Free Love and Sexuality by Dorothy Iannone
The Louisiana Museum of Modern Art in Humlebæk, Denmark, is dedicating an extensive exhibition to the US artist Dorothy Iannone. From 25 May to 11 September, it presents the artist's explicitly autobiographical and erotic paintings, which deal with themes such as freedom, free love and liberated sexuality.
For six decades, the US artist Dorothy Iannone (*1933) has developed and cultivated an epic and very personal visual language. Drawing on her own life and a wealth of historical references, she pays tribute in her works to free love, ecstasy and the lustful as well as spiritual encounter between lovers. The Danish Louisiana Museum of Modern Art in Humlebæk is dedicating an extensive exhibition to the artist from 25 May to 11 September. Freedom, free love, liberated sexuality and ecstatic union with the other are central themes in the show of works entitled Dorothy Iannone. The themes are based on Iannone's explicitly autobiographical and erotic images. They are often strongly reminiscent of graphic novels. Handwritten texts and images complement each other to tell a story, blunt and humorous, peppered with verbal and visual details. Since the 1960s, Iannone has thus developed a colourful, ornamental visual language that, in addition to paintings and drawings, also unfolds in books and video sculptures, among other things.
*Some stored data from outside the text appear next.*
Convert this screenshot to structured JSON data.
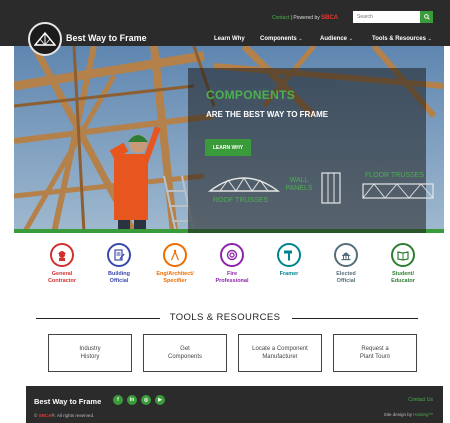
{
  "header": {
    "brand": "Best Way to Frame",
    "contact_label": "Contact",
    "separator": "|",
    "powered_by": "Powered by",
    "sbca": "SBCA",
    "search_placeholder": "Search",
    "nav": [
      {
        "label": "Learn Why",
        "chevron": ""
      },
      {
        "label": "Components",
        "chevron": "⌄"
      },
      {
        "label": "Audience",
        "chevron": "⌄"
      },
      {
        "label": "Tools & Resources",
        "chevron": "⌄"
      }
    ]
  },
  "hero": {
    "title": "COMPONENTS",
    "subtitle": "ARE THE BEST WAY TO FRAME",
    "button": "LEARN WHY",
    "labels": {
      "roof_trusses": "ROOF TRUSSES",
      "wall_panels_1": "WALL",
      "wall_panels_2": "PANELS",
      "floor_trusses": "FLOOR TRUSSES"
    }
  },
  "audience": [
    {
      "line1": "General",
      "line2": "Contractor",
      "color": "#d32f2f",
      "icon": "hardhat-person-icon"
    },
    {
      "line1": "Building",
      "line2": "Official",
      "color": "#3949ab",
      "icon": "document-pen-icon"
    },
    {
      "line1": "Eng/Architect/",
      "line2": "Specifier",
      "color": "#ef6c00",
      "icon": "compass-icon"
    },
    {
      "line1": "Fire",
      "line2": "Professional",
      "color": "#8e24aa",
      "icon": "lifebuoy-icon"
    },
    {
      "line1": "Framer",
      "line2": "",
      "color": "#00838f",
      "icon": "hammer-icon"
    },
    {
      "line1": "Elected",
      "line2": "Official",
      "color": "#546e7a",
      "icon": "capitol-icon"
    },
    {
      "line1": "Student/",
      "line2": "Educator",
      "color": "#2e7d32",
      "icon": "book-icon"
    }
  ],
  "tools": {
    "title": "TOOLS & RESOURCES",
    "items": [
      {
        "line1": "Industry",
        "line2": "History"
      },
      {
        "line1": "Get",
        "line2": "Components"
      },
      {
        "line1": "Locate a Component",
        "line2": "Manufacturer"
      },
      {
        "line1": "Request a",
        "line2": "Plant Tour¤"
      }
    ]
  },
  "footer": {
    "brand": "Best Way to Frame",
    "social": [
      "f",
      "in",
      "◎",
      "▶"
    ],
    "copyright_prefix": "©",
    "copyright_sbca": "SBCA",
    "copyright_suffix": "®. All rights reserved.",
    "contact": "Contact Us",
    "design_prefix": "Site design by",
    "design_by": "Hosting™"
  },
  "colors": {
    "accent": "#3a9b3a",
    "dark": "#2b2b2b",
    "sbca_red": "#e53935"
  }
}
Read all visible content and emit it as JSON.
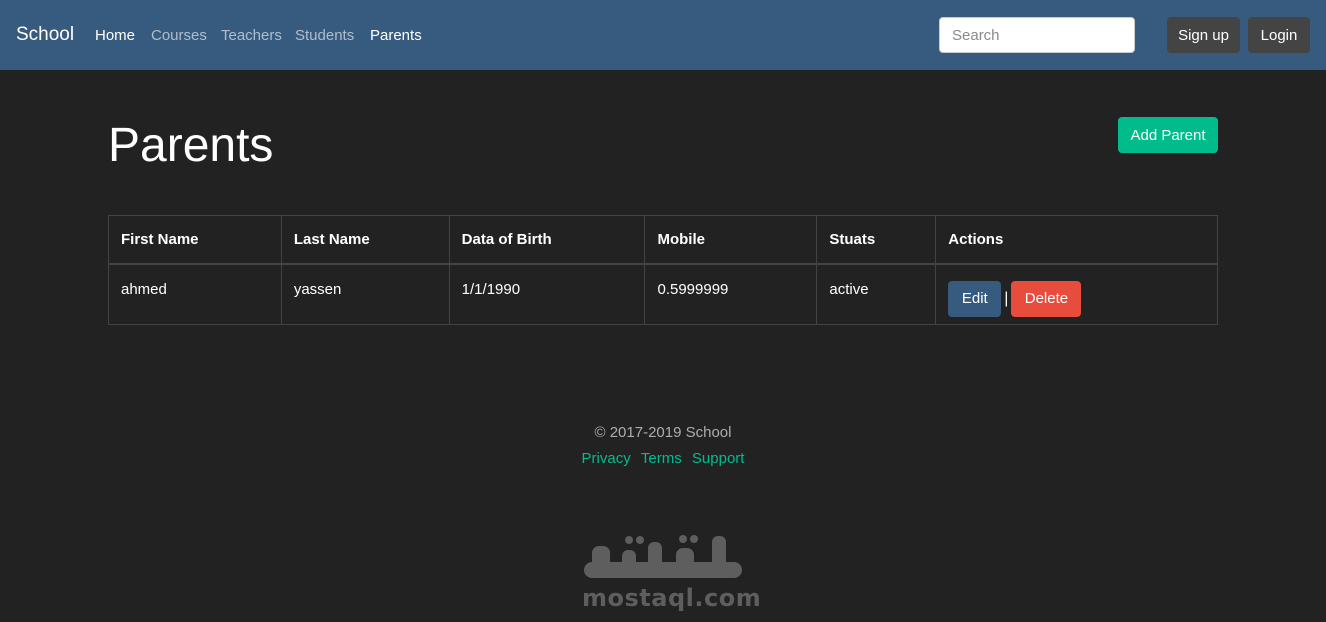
{
  "nav": {
    "brand": "School",
    "links": [
      {
        "label": "Home"
      },
      {
        "label": "Courses"
      },
      {
        "label": "Teachers"
      },
      {
        "label": "Students"
      },
      {
        "label": "Parents"
      }
    ],
    "search_placeholder": "Search",
    "signup_label": "Sign up",
    "login_label": "Login"
  },
  "page": {
    "title": "Parents",
    "add_label": "Add Parent"
  },
  "table": {
    "headers": [
      "First Name",
      "Last Name",
      "Data of Birth",
      "Mobile",
      "Stuats",
      "Actions"
    ],
    "rows": [
      {
        "first_name": "ahmed",
        "last_name": "yassen",
        "dob": "1/1/1990",
        "mobile": "0.5999999",
        "status": "active",
        "edit_label": "Edit",
        "separator": "|",
        "delete_label": "Delete"
      }
    ]
  },
  "footer": {
    "copyright": "© 2017-2019 School",
    "links": [
      {
        "label": "Privacy"
      },
      {
        "label": "Terms"
      },
      {
        "label": "Support"
      }
    ]
  },
  "watermark": {
    "logo_text": "مستقل",
    "domain": "mostaql.com"
  },
  "colors": {
    "navbar": "#375a7f",
    "background": "#222222",
    "accent_green": "#00bc8c",
    "danger": "#e74c3c",
    "dark_button": "#444444"
  }
}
Born in Boston, Massachusetts in 1933, Dorothy Iannone is a painter, graphic artist, object and video artist. Her personal experiences and love stories form an essential source material for her works. She combines these with a solid foundation of mythological and historical representations of relationships and gender, love, sex and ecstasy. In doing so, Iannone draws from a wide variety of sources: They range from antiquity and Icelandic sagas to Christianity, the Baroque and Indian tantra to world literature and film history.